Here's one way to create a Table
from scratch: put the data into a list of dicts, and then call the Table
constructor with the rows
option.
rows = [dict(a=42, b="spam"), dict(a=43, b="ham")]
my_table = Table(rows=rows)
my_table
Writing tables to files is easy, you can just give the filename and format you want.
If you run a script repeatedly you might want to add overwrite=True
.
# Examples how to write a table in different formats
# Uncomment if you really want to do it
# my_table.write('/tmp/table.fits', format='fits')
# my_table.write('/tmp/table.fits.gz', format='fits')
# my_table.write('/tmp/table.ecsv', format='ascii.ecsv')
FITS (and some other formats, e.g. HDF5) support writing multiple tables to a single file.
The table.write
API doesn't support that directly yet.
Here's how you can currently write multiple tables to a FITS file: you have to convert the astropy.table.Table
objects to astropy.io.fits.BinTable
objects, and then store them in a astropy.io.fits.HDUList
objects and call HDUList.writeto
.
my_table2 = Table(data=dict(a=[1, 2, 3]))
hdu_list = fits.HDUList(
[
fits.PrimaryHDU(), # need an empty primary HDU
fits.table_to_hdu(my_table),
fits.table_to_hdu(my_table2),
]
)
# hdu_list.writeto('tables.fits')
pandas is one of the most-used packages in the scientific Python stack.
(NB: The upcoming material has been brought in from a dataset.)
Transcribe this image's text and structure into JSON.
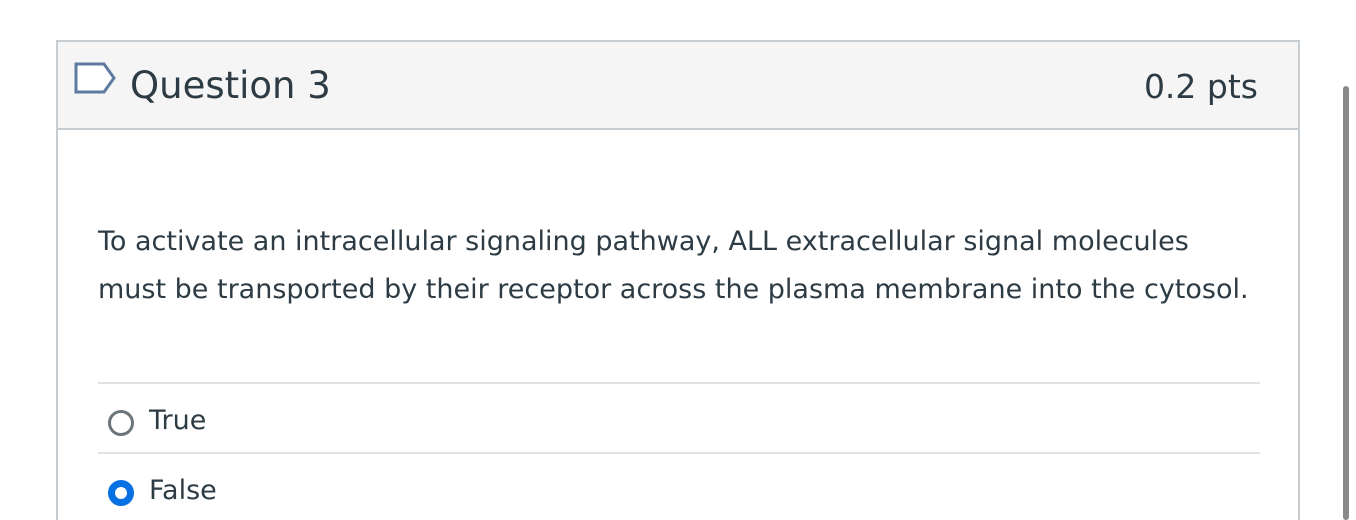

Numpy provides the ndarray
object and functions that operate on ndarray
objects. Pandas provides the Dataframe
and Series
objects, which roughly correspond to the Astropy Table
and Column
objects. While both pandas.Dataframe
and astropy.table.Table
can often be used to work with tabular data, each has features that the other doesn't. When Astropy was started, it was decided to not base it on pandas.Dataframe
, but to introduce Table
, mainly because pandas.Dataframe
doesn't support multi-dimensional columns, but FITS does and astronomers use sometimes.
But pandas.Dataframe
has a ton of features that Table
doesn't, and is highly optimised, so if you find something to be hard with Table
, you can convert it to a Dataframe
and do your work there. As explained in the interfacing with the pandas package page in the Astropy docs, it is easy to go back and forth between Table and Dataframe:
table = Table.from_pandas(dataframe)
dataframe = table.to_pandas()
Let's try it out with the Fermi-LAT catalog.
One little trick is needed when converting to a dataframe: we need to drop the multi-dimensional columns that the 3FGL catalog uses for a few columns (flux up/down errors, and lightcurves):
scalar_colnames = tuple(
name for name in table.colnames if len(table[name].shape) <= 1
)
data_frame = table[scalar_colnames].to_pandas()
# If you want to have a quick-look at the dataframe:
# data_frame
# data_frame.info()
# data_frame.describe()
# Just do demonstrate one of the useful DataFrame methods,
# this is how you can count the number of sources in each class:
data_frame["CLASS1"].value_counts()